Government berarti wirausahakan birokrasi yakni mentransformasi dan fasilitator. Reinverting government berarti mewirausahakan birokrasi, yakni mentransformasikan semangat wirausaha ke dalam sektor publik sesuai definisinya. Negara diurus layaknya mengurus perusahaan. Inilah kecacatan kapitalisme yakni mengukur kemiskinan dengan otak-atik angka, sedangkan angka tersebut belum menjelaskan dengan benar kondisi rakyat yang sesungguhnya. Hal ini sangat membahayakan generasi pada masa mendatang.

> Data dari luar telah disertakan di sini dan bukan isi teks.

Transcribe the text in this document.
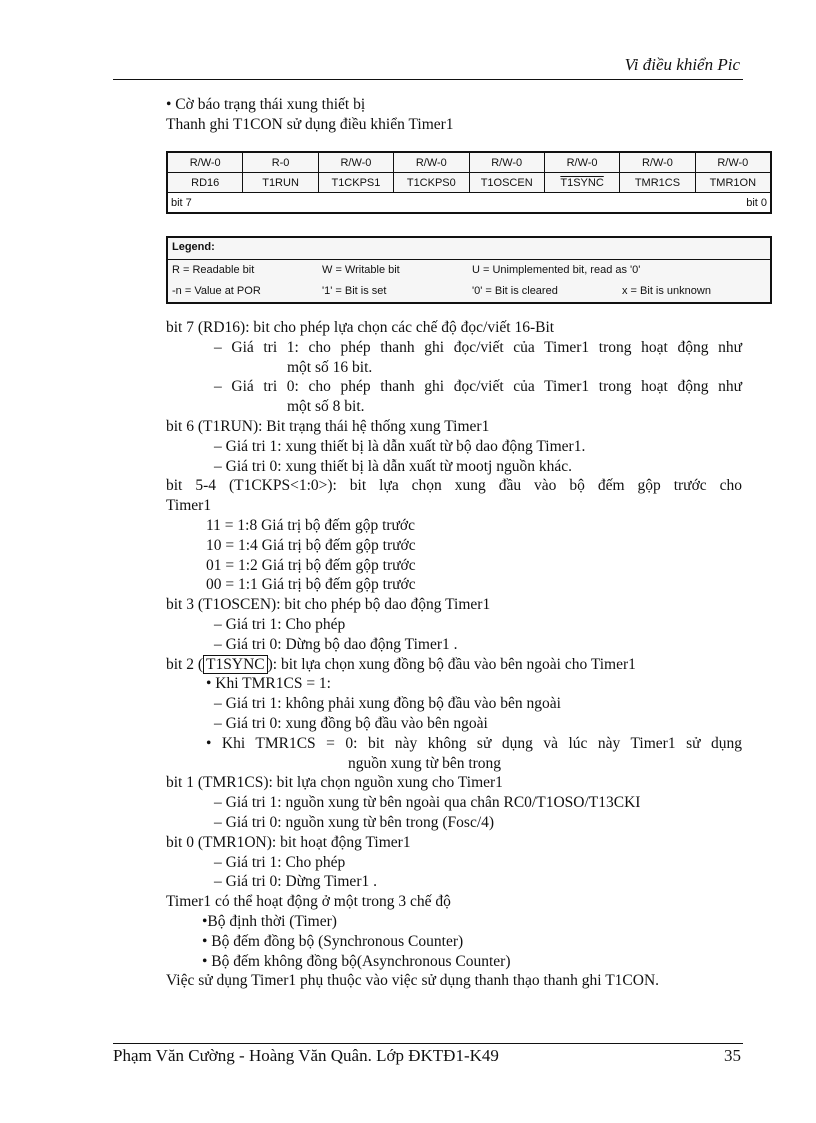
Vi điều khiển Pic

• Cờ báo trạng thái xung thiết bị

Thanh ghi T1CON sử dụng điều khiển Timer1

R/W-0	R-0	R/W-0	R/W-0	R/W-0	R/W-0	R/W-0	R/W-0
RD16	T1RUN	T1CKPS1	T1CKPS0	T1OSCEN	T1SYNC	TMR1CS	TMR1ON
bit 7	bit 0
Legend:
R = Readable bit	W = Writable bit	U = Unimplemented bit, read as '0'
-n = Value at POR	'1' = Bit is set	'0' = Bit is cleared	x = Bit is unknown

bit 7 (RD16): bit cho phép lựa chọn các chế độ đọc/viết 16-Bit

– Giá tri 1: cho phép thanh ghi đọc/viết của Timer1 trong hoạt động như

một số 16 bit.

– Giá tri 0: cho phép thanh ghi đọc/viết của Timer1 trong hoạt động như

một số 8 bit.

bit 6 (T1RUN): Bit trạng thái hệ thống xung Timer1

– Giá tri 1: xung thiết bị là dẫn xuất từ bộ dao động Timer1.

– Giá tri 0: xung thiết bị là dẫn xuất từ mootj nguồn khác.

bit 5-4 (T1CKPS<1:0>): bit lựa chọn xung đầu vào bộ đếm gộp trước cho

Timer1

11 = 1:8 Giá trị bộ đếm gộp trước

10 = 1:4 Giá trị bộ đếm gộp trước

01 = 1:2 Giá trị bộ đếm gộp trước

00 = 1:1 Giá trị bộ đếm gộp trước

bit 3 (T1OSCEN): bit cho phép bộ dao động Timer1

– Giá tri 1: Cho phép

– Giá tri 0: Dừng bộ dao động Timer1 .

bit 2 ( T1SYNC ): bit lựa chọn xung đồng bộ đầu vào bên ngoài cho Timer1

• Khi TMR1CS = 1:

– Giá tri 1: không phải xung đồng bộ đầu vào bên ngoài

– Giá tri 0: xung đồng bộ đầu vào bên ngoài

• Khi TMR1CS = 0: bit này không sử dụng và lúc này Timer1 sử dụng

nguồn xung từ bên trong

bit 1 (TMR1CS): bit lựa chọn nguồn xung cho Timer1

– Giá tri 1: nguồn xung từ bên ngoài qua chân RC0/T1OSO/T13CKI

– Giá tri 0: nguồn xung từ bên trong (Fosc/4)

bit 0 (TMR1ON): bit hoạt động Timer1

– Giá tri 1: Cho phép

– Giá tri 0: Dừng Timer1 .

Timer1 có thể hoạt động ở một trong 3 chế độ

•Bộ định thời (Timer)

• Bộ đếm đồng bộ (Synchronous Counter)

• Bộ đếm không đồng bộ(Asynchronous Counter)

Việc sử dụng Timer1 phụ thuộc vào việc sử dụng thanh thạo thanh ghi T1CON.

Phạm Văn Cường - Hoàng Văn Quân. Lớp ĐKTĐ1-K49	35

Oleh karenanya, untuk menyelamatkan generasi dari ancaman kemiskinan ekstrem, kita tidak bisa menyolusinya dengan paradigma kapitalisme. Generasi dapat terselamatkan dari problem ini jika Islam dijadikan sebagai sistem kehidupan, Islam telah memiliki solusi Sistem dalam mengatasi kemiskinan ekstrem, sekaligus menjaga generasi dari dampak kemiskinan ini.
Pertama, pembagian kepemilikan secara benar. Pembagian kepemilikan dalam Islam itu ada tiga yaitu kepemilikan individu, umum dan negara. Pembagian ini sangat penting agar tidak terjadi dominasi ekonomi yakni hegemoni pihak yang kuat menindas yang lemah.
Kedua, pengaturan pembangunan dan pengembangan ekonomi yang benar yaitu bertumpu pada pembangunan sektor ekonomi riil bukan Non real.
Ketiga, distribusi kekayaan oleh individu masyarakat dan negara. sistem ekonomi Islam akan menjamin bahwa seluruh rakyat akan terpenuhi semua kebutuhan asasinya atau kebutuhan primer.
Keempat, negara atau Khilafah wajib memenuhi kebutuhan pokok masyarakat. seperti, sandang pangan, papan, pendidikan kesehatan dan keamanan.
Hanya dengan diterapkannya sistem Islam secara Kaffah kemiskinan dapat dicegah dan diatasi. Jika masyarakat sejahtera dengan terpenuhinya kebutuhan asasi mereka, generasi akan terbebas dari bayang-bayang penyakit, kelaparan, gizi buruk dan kemiskinan.